Lets see! I worked with a woman who wanted my oldest son to build her a nice chicken coop. He designed it and built it at age 26. It was wonderful. Then she ordered tons of baby chicks from MacMurrays. So she had me chick sit when she went to visit her daughter. I became attached to all her chickens and that nice coop. But as they got older, the big roo's she had used to go after me when I came to feed and I had to chase them away, several times. Several of them would not back down until after a while.
smile.png
But the next thing I know, I ordered my own chicks. Then I got deeper into chickens and bought from breeders, and so on and so on and here we are with two bators full, some hatching today some hatching tomorrow and some hatching next week and the week after, and who knows after that.
smile.png
 
It started out on vacation in Delaware at my grandparents' house. I looked over at thier neighbor's farm, and saw three broody, wild, Canadian geese each sitting on a nest of six eggs each. Then I got the bright idea to take one or two and hatch them myself and take them home. I did hours of research on how to incubate eggs and why they were good pets to convince my dad to let me get them. I asked him one last time and he said, "No geese. MAYBE chickens, but NO geese." So I got back on the computer and did hours more of research, picking breeds, picking coops, calculating prices, and after I got home and asked my mother repetitively, they finally said yes. So I got on Craigslist and found four silkie chicks for sale. One blue, one splash, one red, and one partridge. I picked them up on July 4, 2010. We had also ordered six chicks from My Pet Chicken and they came in the mail on July 7, 2010. That was long and explicit, but that was how I got started.
tongue.png
 
Quite by accident.

I was complaining to a friend of mine about the massive ant problem in our back yard. I raised sons in my back yard not a lawn. We had thousands of ant hills and no grass. Evertime I tried planting grass seeds the ants took them.

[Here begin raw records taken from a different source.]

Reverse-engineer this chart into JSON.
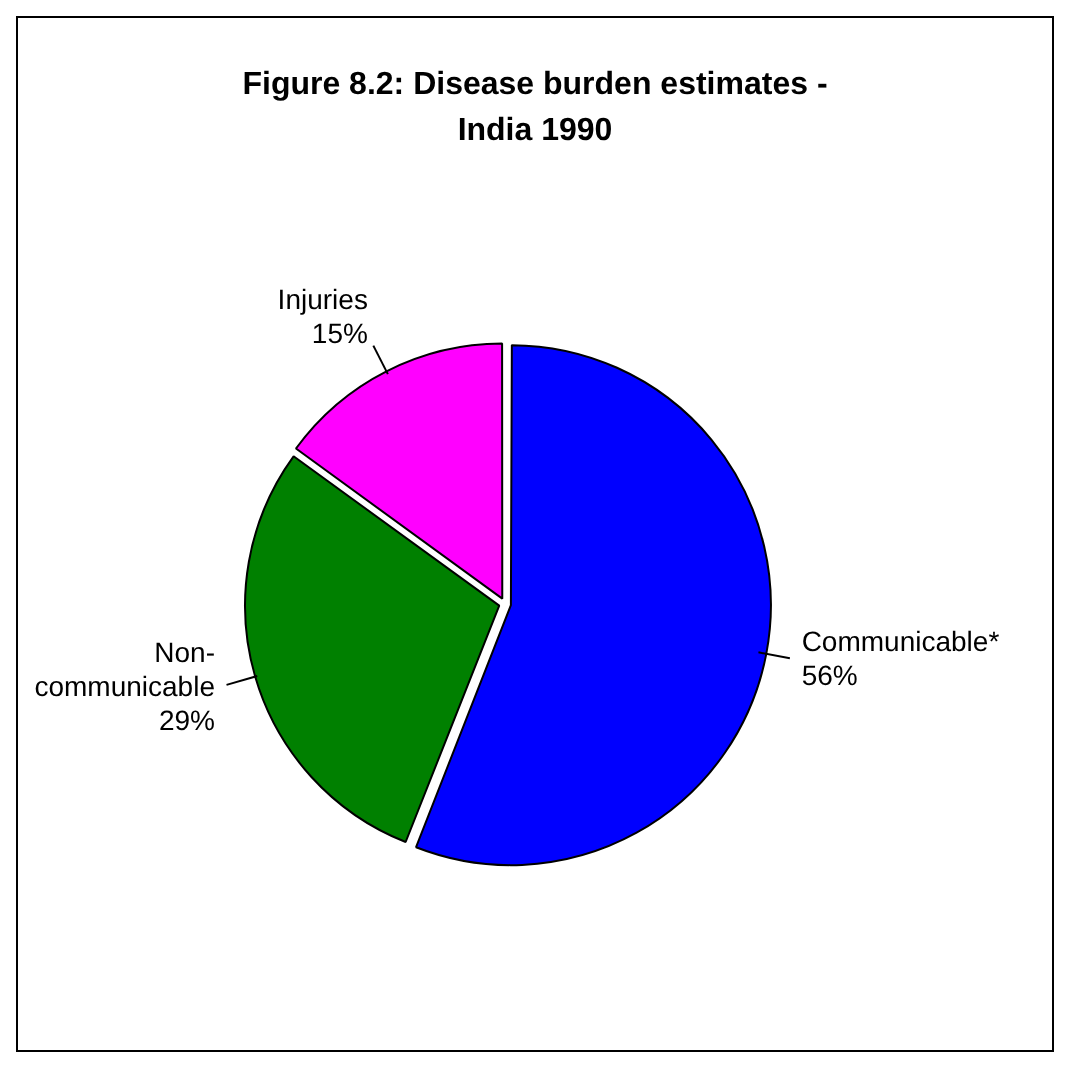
{
  "chart_data": {
    "type": "pie",
    "title": "Figure 8.2: Disease burden estimates - India 1990",
    "categories": [
      "Communicable*",
      "Non-communicable",
      "Injuries"
    ],
    "values": [
      56,
      29,
      15
    ],
    "value_labels": [
      "56%",
      "29%",
      "15%"
    ],
    "colors": [
      "#0000ff",
      "#008000",
      "#ff00ff"
    ],
    "legend": false
  }
}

She said to get a couple of chickens and that would be the end of the ant problem.

I got 3 RIR's from a feed store and my addiction was born.

I currently have 14 and if it were up to me I'd have 50.
 
Preparing for economic doomsday, actually. More recently, we've gotten into the organic-farming stuff, so even if there is no general breakdown, we'll still be raising chickens for the fresh eggs - and the sheer fun of it. Seriously, those birds are incredibly therapeutic.